El fragor era ahora tan intenso que toda la casa parecía vibrar. Lope volvió a la parte alta del tejado con un par de pasos, miró hacia la llanura, más allá de la torre, y allí venían, subiendo la pendiente en una formación estirada, unos pocos algo más adelantados, a galope tendido, los otros a menos de trescientos pasos de distancia. Una gigantesca nube de polvo ondeaba detrás de ellos como una imponente bandera, que subía más y más alto, como si quisiera llegar al cielo.

—¡Capitán! ¡Eh, capitán! —gritó Lope por encima del pretil. Vio que el tercer arquero yacía junto a la muralla, con los brazos y piernas estirados sobre el empedrado, y vio a los otros tres refugiados bajo el pasadizo de la puerta, agachados bajo un montón de pieles. Cosme disparó una flecha hacia la calleja; su aljaba ya estaba vacía, o eso parecía desde arriba. Ni el capitán ni los otros parecían haber oído los gritos de Lope. Entonces, de pronto, un traqueteo seco brotó de la calleja, y cuando Lope se asomó a mirar, vio que diez o doce personas empujaban un pesado carro hacia la puerta. Eran hombres y mujeres, armados con hachas y lanzas. Lope los cubrió de piedras, acertando en cada tiro; estaban justo debajo de él y no esperaban ser atacados desde esa dirección. Tres quedaron en el suelo, los otros huyeron rápidamente. El carro siguió avanzando por inercia hasta estrellarse con gran estrépito contra la muralla, al lado de la puerta.
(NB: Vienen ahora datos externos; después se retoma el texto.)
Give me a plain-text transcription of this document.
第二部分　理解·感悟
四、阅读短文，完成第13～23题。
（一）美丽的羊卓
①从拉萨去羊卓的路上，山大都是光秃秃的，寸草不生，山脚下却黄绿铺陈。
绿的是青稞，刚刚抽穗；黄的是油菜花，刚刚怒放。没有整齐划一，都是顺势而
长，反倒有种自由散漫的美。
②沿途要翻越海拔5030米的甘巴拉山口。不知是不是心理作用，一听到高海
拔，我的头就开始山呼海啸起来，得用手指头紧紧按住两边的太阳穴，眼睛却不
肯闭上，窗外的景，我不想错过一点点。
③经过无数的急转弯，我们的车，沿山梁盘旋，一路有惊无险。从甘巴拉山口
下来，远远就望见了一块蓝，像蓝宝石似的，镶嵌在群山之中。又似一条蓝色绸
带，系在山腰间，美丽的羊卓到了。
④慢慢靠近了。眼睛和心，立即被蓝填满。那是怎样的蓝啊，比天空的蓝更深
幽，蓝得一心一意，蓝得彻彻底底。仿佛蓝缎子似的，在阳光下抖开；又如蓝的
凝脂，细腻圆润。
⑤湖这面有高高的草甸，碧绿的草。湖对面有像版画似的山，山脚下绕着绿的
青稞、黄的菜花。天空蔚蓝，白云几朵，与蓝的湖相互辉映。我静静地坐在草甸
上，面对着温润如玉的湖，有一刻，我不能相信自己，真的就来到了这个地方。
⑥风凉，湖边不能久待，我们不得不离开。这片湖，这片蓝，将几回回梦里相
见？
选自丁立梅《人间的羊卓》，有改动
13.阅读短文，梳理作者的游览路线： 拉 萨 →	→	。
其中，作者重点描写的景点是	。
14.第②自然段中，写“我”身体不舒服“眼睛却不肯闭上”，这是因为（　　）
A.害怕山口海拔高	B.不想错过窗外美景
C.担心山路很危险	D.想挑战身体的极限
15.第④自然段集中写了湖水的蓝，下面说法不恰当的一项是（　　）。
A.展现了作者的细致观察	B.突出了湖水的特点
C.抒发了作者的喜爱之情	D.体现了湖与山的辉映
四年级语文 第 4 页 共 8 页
—¡Capitán! —gritó Lope—. ¡Capitán! —volvió a gritar agitando los brazos. Esta vez si lo oyeron. El capitán miró hacia él haciéndose sombra con la mano.

—¡Podéis subir a la torre! —le gritó Lope—. ¡El hombre está muerto!

En ese mismo instante llegó al puente el primer jinete y se precipitó por la calleja con un rugir de cascos, seguido por el segundo. Ante la muralla, de la formación estirada salieron dos pequeñas tropas que rodearon inmediatamente el pueblo con el objetivo de coger a los fugitivos.

Harían falta uno o dos días más para que todas las casas, mezquitas y torres cayeran en sus manos. Pero ya no había duda: el pueblo, con todo lo que había en él, les pertenecía.